В селе были и еще деревянные двухэтажные дома из литых сосновых кряжей на каменном фундаменте, с затейливой резьбой по наличникам. И это несмотря на степное бездорожье и фантастическую удаленность поселка от железной дороги: Ново-Александровка входила когда-то в пределы Уральских войсковых земель и в ней жили зажиточные казаки. Теперь, после войны, о строительных материалах приходилось только мечтать.

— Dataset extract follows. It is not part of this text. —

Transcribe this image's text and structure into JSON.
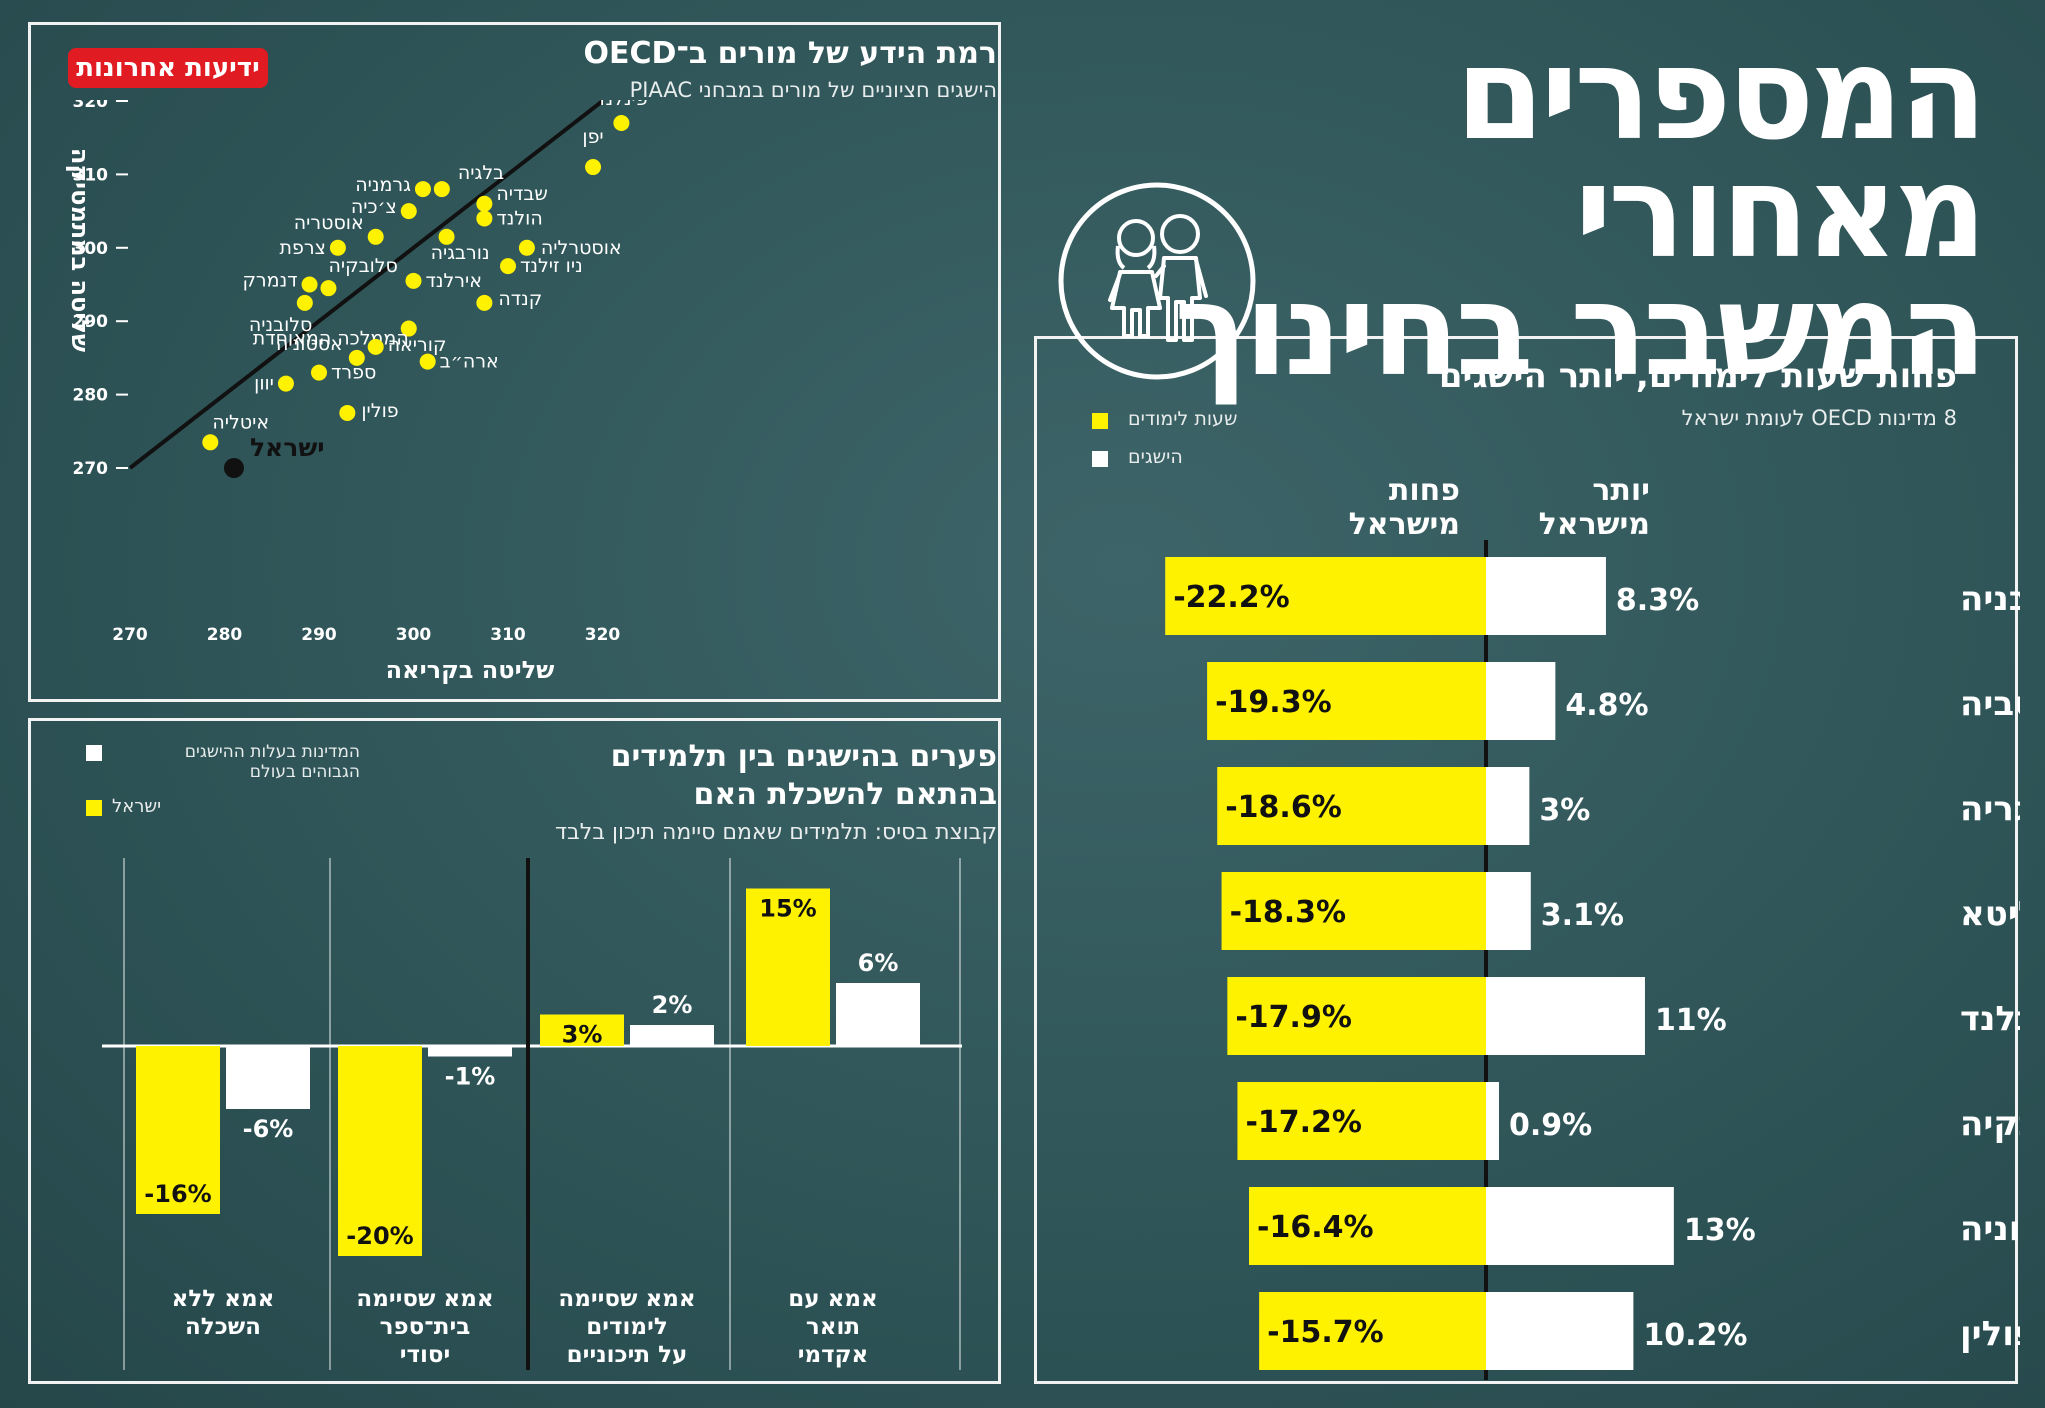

И все-таки Ново-Александровка как-то держалась, избегая участи соседнего хутора Мирошкина, где в войну прекратил свое существование колхоз имени Чапаева.
Хутор Мирошкин находился в двух километрах от Ново-Александровки, и Петька с мальчишками не раз бродил там среди ветхих плетней, отравевших глиняных валов, искривленных жестокими морозами деревьев. Еще сохранились ряды аккуратных гумен с ровной травой, а в зарослях крапивы полыни и пырея валялось немало металлического дрязга: бывших кастрюль, тазов, ведер самодельной выделки.
Имелось там в ольховых зарослях и песчаное местечко для купания, куда стекалась прежде вся мирошкинская "мельгузня". Теперь на этом чистом песочке среди обступивших его кустов осоки было почему-то страшно раздеваться: казалось, вот начнешь сбрасывать одежду, стягивая через голову рубашку, а тут кто-нибудь и схватит тебя…
Страшнее же всего были "живые" среди нежилья колодцы (из них брали воду для ближних бригад) - один с воротом и скрипучей цепью, другой с тяжелым грузом на деревянном журавле.
Впрочем, в Мирошкине и сейчас еще теплилась жизнь тремя подворьями. В одном жил придурковатый Ваня Игонькин с матерью, в другом - бабушка Сладкова, а третий дом, с скворечником на крыше и садом, принадлежал старику Пустобаеву. Последний мог бы и переехать к сыну в Ново-Александровку, но жил на старом месте единственно из-за сада, хотя тот и начал уже подсыхать.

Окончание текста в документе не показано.